The proportion of workers engaged in agriculture in Birbhum has been decreasing. According to the district Human Development Report, “more people are now engaged in non-agricultural activities, such as fishing, retail sales, vegetable vending, selling milk, and so on. As all these activities are at the lower end of the spectrum of marketable skills, it remains doubtful if these activities generate enough return for their family’s sustenance.”

===Backward Regions Grant Fund===
Birbhum district is listed as a backward region and receives financial support from the Backward Regions Grant Fund. The fund, created by the government of India, is designed to redress regional imbalances in development. As of 2012, 272 districts across the country were listed under this scheme. The list includes 11 districts of West Bengal.

==Transport==
Mohammad Bazar CD block has 3 ferry services and 6 originating/ terminating bus routes. The nearest railway station is 11 km from the CD block headquarters.

NH 14 passes through this block and SH 11, which runs from Mohammad Bazar to Ranaghat, originates from Mohammad Bazar.

==Education==
In 2013–14, Mohammad Bazar CD block had 126 primary schools with 12,702 students, 18 middle schools with 242 students, 10 high schools with 6,012 students and 8 higher secondary schools with 8,963 students. Mohammad Bazar CD Block had 3 technical/ professional institutions with 848 students and 363 institutions for special and non-formal education with 11,647 students.

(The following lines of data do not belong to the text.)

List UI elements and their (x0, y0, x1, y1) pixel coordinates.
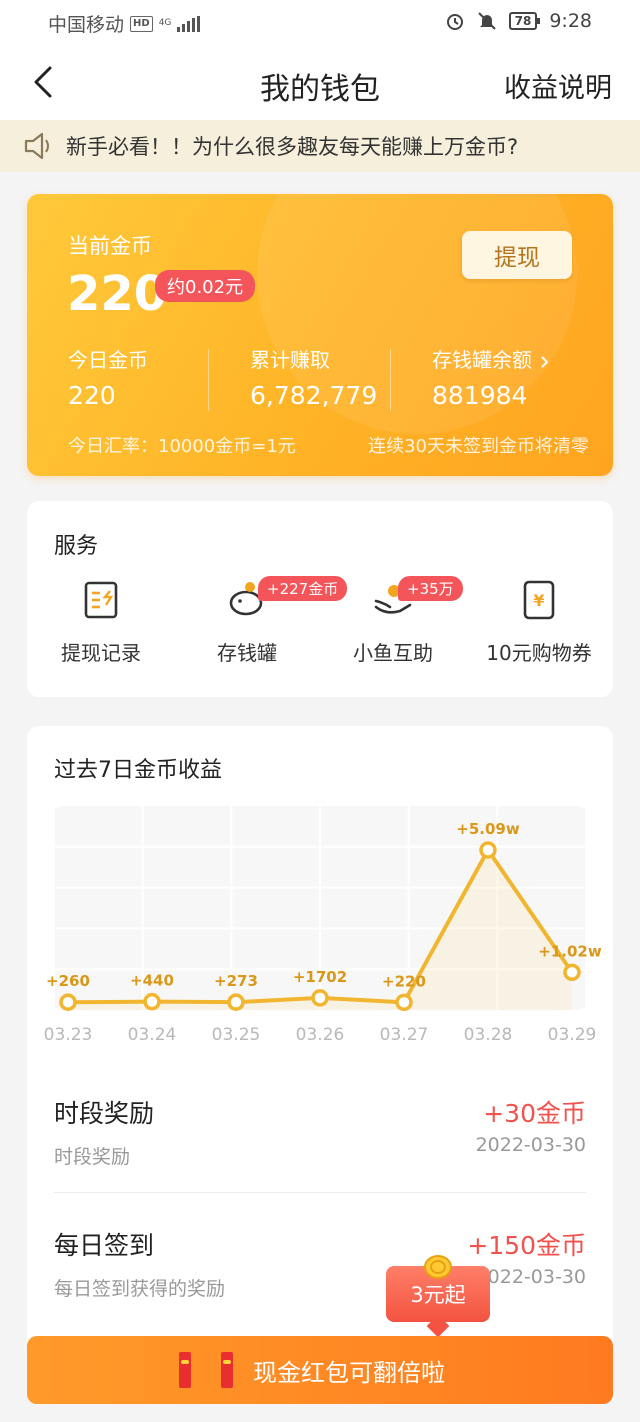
today-coins-value: 220 (68, 381, 116, 410)
today-coins-label: 今日金币 (68, 348, 148, 372)
reward-date: 2022-03-30 (475, 1134, 586, 1156)
reward-row[interactable]: 每日签到 每日签到获得的奖励 +150金币 2022-03-30 (54, 1226, 586, 1301)
fish-aid-badge: +35万 (398, 576, 463, 601)
x-tick-label: 03.25 (212, 1025, 261, 1045)
status-bar: 中国移动 HD 4G 78 9:28 (0, 0, 640, 44)
service-coupon[interactable]: ¥ 10元购物券 (469, 577, 609, 666)
data-point (227, 993, 245, 1011)
network-type: 4G (158, 18, 172, 28)
data-point (311, 989, 329, 1007)
chevron-right-icon (541, 355, 549, 368)
promo-tag[interactable]: 3元起 (386, 1252, 490, 1338)
notice-banner[interactable]: 新手必看！！为什么很多趣友每天能赚上万金币? (0, 120, 640, 172)
cny-estimate-badge: 约0.02元 (155, 270, 256, 302)
speaker-icon (24, 132, 49, 160)
piggy-balance-label: 存钱罐余额 (432, 348, 532, 372)
divider (208, 349, 209, 411)
x-tick-label: 03.24 (128, 1025, 177, 1045)
red-envelope-icon (179, 1352, 191, 1388)
earnings-info-link[interactable]: 收益说明 (504, 66, 612, 105)
x-tick-label: 03.28 (464, 1025, 513, 1045)
x-tick-label: 03.29 (548, 1025, 597, 1045)
total-earned-label: 累计赚取 (250, 348, 330, 372)
data-label: +1.02w (538, 942, 602, 960)
data-label: +1702 (293, 968, 347, 986)
data-label: +260 (46, 972, 90, 990)
exchange-rate-text: 今日汇率：10000金币=1元 (68, 436, 296, 457)
earnings-title: 过去7日金币收益 (54, 758, 222, 783)
service-fish-mutual-aid[interactable]: 小鱼互助 +35万 (323, 576, 463, 666)
carrier-name: 中国移动 (48, 14, 125, 36)
divider (54, 1192, 586, 1193)
today-coins: 今日金币 220 (68, 344, 148, 410)
svg-text:¥: ¥ (533, 591, 544, 610)
cash-red-packet-bar[interactable]: 现金红包可翻倍啦 (27, 1336, 613, 1404)
total-earned-value: 6,782,779 (250, 381, 378, 410)
data-label: +440 (130, 972, 174, 990)
signal-icon (177, 15, 201, 32)
reward-row[interactable]: 时段奖励 时段奖励 +30金币 2022-03-30 (54, 1094, 586, 1169)
withdraw-record-icon (84, 581, 118, 619)
service-label: 存钱罐 (217, 641, 277, 665)
back-arrow-icon[interactable] (26, 62, 66, 102)
services-panel: 服务 提现记录 存钱罐 +227金币 小鱼互助 +35万 ¥ 10元购物券 (27, 501, 613, 697)
clock: 9:28 (549, 10, 592, 32)
piggy-balance[interactable]: 存钱罐余额 881984 (432, 344, 552, 410)
data-label: +273 (214, 972, 258, 990)
data-point (59, 993, 77, 1011)
data-point (143, 992, 161, 1011)
bottom-bar-text: 现金红包可翻倍啦 (253, 1358, 445, 1387)
alarm-icon (446, 14, 463, 30)
status-left: 中国移动 HD 4G (48, 10, 201, 37)
data-label: +5.09w (456, 820, 520, 838)
gold-coin-icon (424, 1255, 452, 1279)
data-label: +220 (382, 972, 426, 990)
service-label: 提现记录 (61, 641, 141, 665)
total-earned: 累计赚取 6,782,779 (250, 344, 377, 410)
service-label: 10元购物券 (486, 641, 592, 665)
service-piggy-bank[interactable]: 存钱罐 +227金币 (177, 576, 348, 666)
service-label: 小鱼互助 (353, 641, 433, 665)
services-title: 服务 (54, 534, 99, 559)
withdraw-button[interactable]: 提现 (462, 231, 572, 279)
reward-amount: +30金币 (483, 1099, 586, 1128)
promo-text: 3元起 (410, 1283, 466, 1307)
coupon-icon: ¥ (523, 580, 555, 620)
x-tick-label: 03.26 (296, 1025, 345, 1045)
service-withdraw-record[interactable]: 提现记录 (31, 577, 171, 666)
piggy-balance-value: 881984 (432, 381, 528, 410)
x-tick-label: 03.27 (380, 1025, 429, 1045)
mute-bell-icon (477, 12, 496, 30)
battery-icon: 78 (508, 12, 541, 30)
current-coins-value: 220 (67, 266, 168, 322)
current-coins-label: 当前金币 (68, 234, 152, 258)
expiry-warning-text: 连续30天未签到金币将清零 (368, 436, 589, 457)
data-point (563, 963, 581, 982)
red-envelope-icon (221, 1352, 233, 1388)
data-point (479, 841, 497, 859)
notice-text: 新手必看！！为什么很多趣友每天能赚上万金币? (66, 135, 519, 159)
x-tick-label: 03.23 (44, 1025, 93, 1045)
earnings-chart: +260 03.23 +440 03.24 +273 03.25 +1702 03.26 +22… (44, 806, 602, 1045)
status-right: 78 9:28 (445, 10, 592, 32)
earnings-panel: 过去7日金币收益 +260 03.23 +440 03.24 +273 03.25 +170… (27, 726, 613, 1366)
reward-date: 2022-03-30 (475, 1266, 586, 1288)
hd-badge: HD (130, 15, 153, 32)
divider (390, 349, 391, 411)
data-point (395, 993, 413, 1012)
nav-bar: 我的钱包 收益说明 (0, 44, 640, 120)
coin-card: 当前金币 220 约0.02元 提现 今日金币 220 累计赚取 6,782,7… (27, 194, 613, 476)
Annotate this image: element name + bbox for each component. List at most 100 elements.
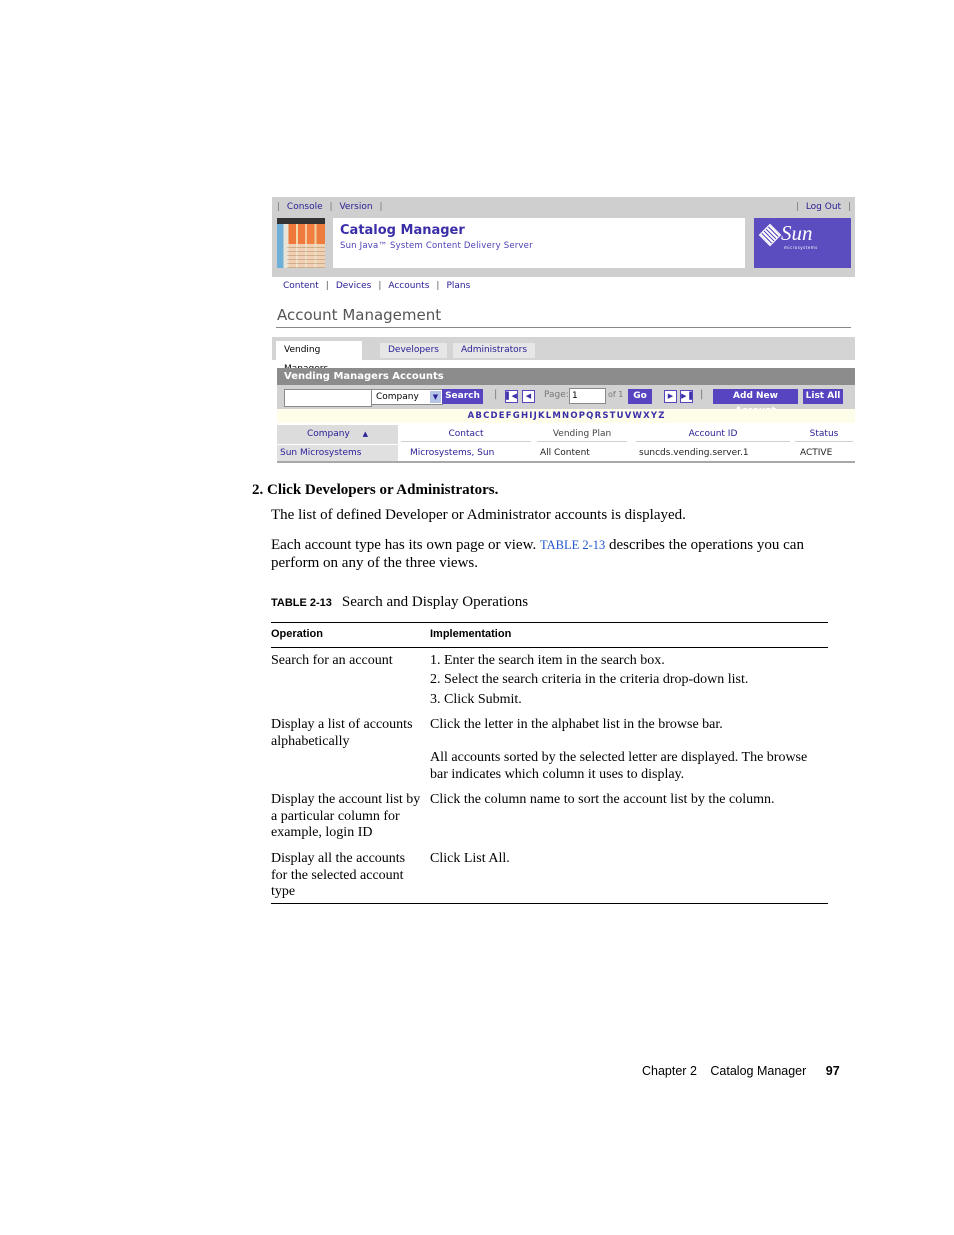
top-nav: | Console | Version |: [277, 202, 383, 212]
version-link[interactable]: Version: [339, 202, 372, 212]
alphabet-letter-z[interactable]: Z: [658, 411, 664, 421]
column-header-account-id[interactable]: Account ID: [636, 425, 790, 444]
alphabet-letter-h[interactable]: H: [521, 411, 528, 421]
alphabet-letter-o[interactable]: O: [570, 411, 577, 421]
alphabet-letter-p[interactable]: P: [579, 411, 585, 421]
list-all-button[interactable]: List All: [803, 389, 843, 404]
page-footer: Chapter 2 Catalog Manager 97: [642, 1064, 840, 1078]
implementation-line: 2. Select the search criteria in the cri…: [430, 672, 749, 687]
alphabet-letter-y[interactable]: Y: [651, 411, 657, 421]
sun-logo: Sun microsystems: [754, 218, 851, 268]
step-heading: 2. Click Developers or Administrators.: [252, 482, 499, 498]
alphabet-letter-c[interactable]: C: [483, 411, 489, 421]
operation-cell: Display a list of accounts alphabeticall…: [271, 717, 413, 749]
table-bottom-rule: [271, 903, 828, 904]
previous-page-icon[interactable]: ◀: [522, 390, 535, 403]
alphabet-letter-d[interactable]: D: [491, 411, 498, 421]
alphabet-letter-w[interactable]: W: [633, 411, 642, 421]
implementation-line: Click the letter in the alphabet list in…: [430, 717, 723, 732]
alphabet-letter-t[interactable]: T: [610, 411, 616, 421]
table-header-rule: [271, 647, 828, 648]
catalog-manager-screenshot: | Console | Version | | Log Out | Catalo…: [272, 197, 855, 463]
alphabet-letter-e[interactable]: E: [499, 411, 505, 421]
page-label: Page:: [544, 390, 569, 400]
alphabet-letter-q[interactable]: Q: [586, 411, 593, 421]
alphabet-letter-s[interactable]: S: [602, 411, 608, 421]
search-button[interactable]: Search: [442, 389, 483, 404]
console-link[interactable]: Console: [287, 202, 323, 212]
implementation-line: Click the column name to sort the accoun…: [430, 792, 775, 807]
table-caption: TABLE 2-13 Search and Display Operations: [271, 594, 528, 611]
sun-logo-subtext: microsystems: [784, 245, 818, 250]
cell-status: ACTIVE: [800, 448, 833, 458]
page-of-label: of 1: [608, 390, 624, 399]
alphabet-letter-n[interactable]: N: [562, 411, 569, 421]
table-cross-reference-link[interactable]: TABLE 2-13: [540, 538, 605, 552]
sort-ascending-icon: ▲: [362, 430, 369, 438]
account-tabs: Vending Managers Developers Administrato…: [272, 337, 855, 374]
alphabet-letter-i[interactable]: I: [529, 411, 532, 421]
criteria-select[interactable]: Company ▼: [371, 389, 443, 405]
table-label: TABLE 2-13: [271, 597, 332, 609]
chevron-down-icon[interactable]: ▼: [430, 391, 441, 403]
column-header-vending-plan: Vending Plan: [537, 425, 627, 444]
alphabet-letter-v[interactable]: V: [625, 411, 632, 421]
alphabet-letter-f[interactable]: F: [506, 411, 512, 421]
page-number: 97: [825, 1064, 840, 1078]
accounts-table: Company ▲ Contact Vending Plan Account I…: [277, 425, 855, 461]
alphabet-letter-m[interactable]: M: [552, 411, 560, 421]
alphabet-letter-l[interactable]: L: [546, 411, 551, 421]
table-bottom-rule: [277, 461, 855, 463]
sun-logo-text: Sun: [781, 221, 813, 245]
tab-administrators[interactable]: Administrators: [453, 343, 536, 358]
banner: Catalog Manager Sun Java™ System Content…: [333, 218, 745, 268]
logout-link[interactable]: Log Out: [806, 202, 841, 212]
books-image: [277, 218, 325, 268]
paragraph: Each account type has its own page or vi…: [271, 537, 804, 571]
alphabet-letter-j[interactable]: J: [534, 411, 537, 421]
tab-developers[interactable]: Developers: [380, 343, 447, 358]
cell-contact[interactable]: Microsystems, Sun: [407, 445, 530, 461]
section-nav: Content | Devices | Accounts | Plans: [283, 281, 471, 291]
divider: [276, 327, 851, 328]
tab-vending-managers[interactable]: Vending Managers: [276, 341, 362, 374]
nav-content[interactable]: Content: [283, 281, 319, 291]
sun-logo-icon: [758, 223, 782, 247]
go-button[interactable]: Go: [628, 389, 652, 404]
column-header-status[interactable]: Status: [795, 425, 853, 444]
alphabet-letter-a[interactable]: A: [468, 411, 475, 421]
column-header-company[interactable]: Company ▲: [277, 425, 398, 444]
alphabet-letter-r[interactable]: R: [595, 411, 602, 421]
criteria-selected: Company: [376, 392, 419, 402]
alphabet-letter-g[interactable]: G: [513, 411, 520, 421]
search-input[interactable]: [284, 389, 372, 407]
logout-nav: | Log Out |: [795, 202, 851, 212]
nav-accounts[interactable]: Accounts: [388, 281, 429, 291]
next-page-icon[interactable]: ▶: [664, 390, 677, 403]
first-page-icon[interactable]: ▌◀: [505, 390, 518, 403]
alphabet-letter-k[interactable]: K: [538, 411, 545, 421]
implementation-line: 1. Enter the search item in the search b…: [430, 653, 665, 668]
paragraph: The list of defined Developer or Adminis…: [271, 507, 686, 523]
header-bar: | Console | Version | | Log Out | Catalo…: [272, 197, 855, 277]
operation-cell: Search for an account: [271, 653, 393, 668]
cell-vending-plan: All Content: [540, 448, 590, 458]
cell-account-id: suncds.vending.server.1: [639, 448, 749, 458]
last-page-icon[interactable]: ▶▐: [680, 390, 693, 403]
alphabet-letter-b[interactable]: B: [475, 411, 481, 421]
page-title: Account Management: [277, 306, 442, 324]
alphabet-letter-u[interactable]: U: [617, 411, 624, 421]
app-subtitle: Sun Java™ System Content Delivery Server: [340, 241, 533, 251]
app-title: Catalog Manager: [340, 223, 465, 238]
search-toolbar: Company ▼ Search | ▌◀ ◀ Page: 1 of 1 Go …: [277, 385, 855, 416]
column-header-contact[interactable]: Contact: [401, 425, 531, 444]
nav-plans[interactable]: Plans: [446, 281, 470, 291]
table-header-implementation: Implementation: [430, 628, 512, 640]
page-input[interactable]: 1: [569, 388, 606, 404]
table-title: Search and Display Operations: [341, 594, 529, 610]
cell-company[interactable]: Sun Microsystems: [277, 445, 398, 461]
add-new-account-button[interactable]: Add New Account: [713, 389, 798, 416]
implementation-line: Click List All.: [430, 851, 510, 866]
nav-devices[interactable]: Devices: [336, 281, 371, 291]
alphabet-letter-x[interactable]: X: [643, 411, 650, 421]
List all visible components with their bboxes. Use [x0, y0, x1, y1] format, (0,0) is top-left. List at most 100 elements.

As per the 2011 census, in Mohammad Bazar CD Block, amongst the 138 inhabited villages, 24 villages did not have a school, 51 villages had more than 1 primary school, 45 villages had at least 1 primary and 1 middle school and 22 villages had at least 1 middle and 1 secondary school. 15 villages had senior secondary schools.

==Healthcare==
In 2014, Mohammad Bazar CD block had 1 rural hospital, 4 primary health centres and 1 medical facility run by other department/ PSU of state government with total 64 beds and 7 doctors (excluding private bodies). It had 25 family welfare subcentres. 1,652 patients were treated indoor and 89,826 patients were treated outdoor in the hospitals, health centres and subcentres of the CD block.

As per 2011 census, in Mohammad Bazar CD Block, 1 village had a community health centre, 7 villages had primary health centres, 22 villages had primary health subcentres, 6 villages had maternity and child welfare centres, 3 villages had veterinary hospitals, 18 villages had medicine shops and out of the 138 inhabited villages 73 villages had no medical facilities.

Mohammad Bazar Rural Hospital at PO Pattelnagar has 30 beds. There are primary health centres at Bharkata (10 beds), Puranogram (6 beds), Rampur (10 beds) and Sakeddah (PO Dighalgram) (6 beds).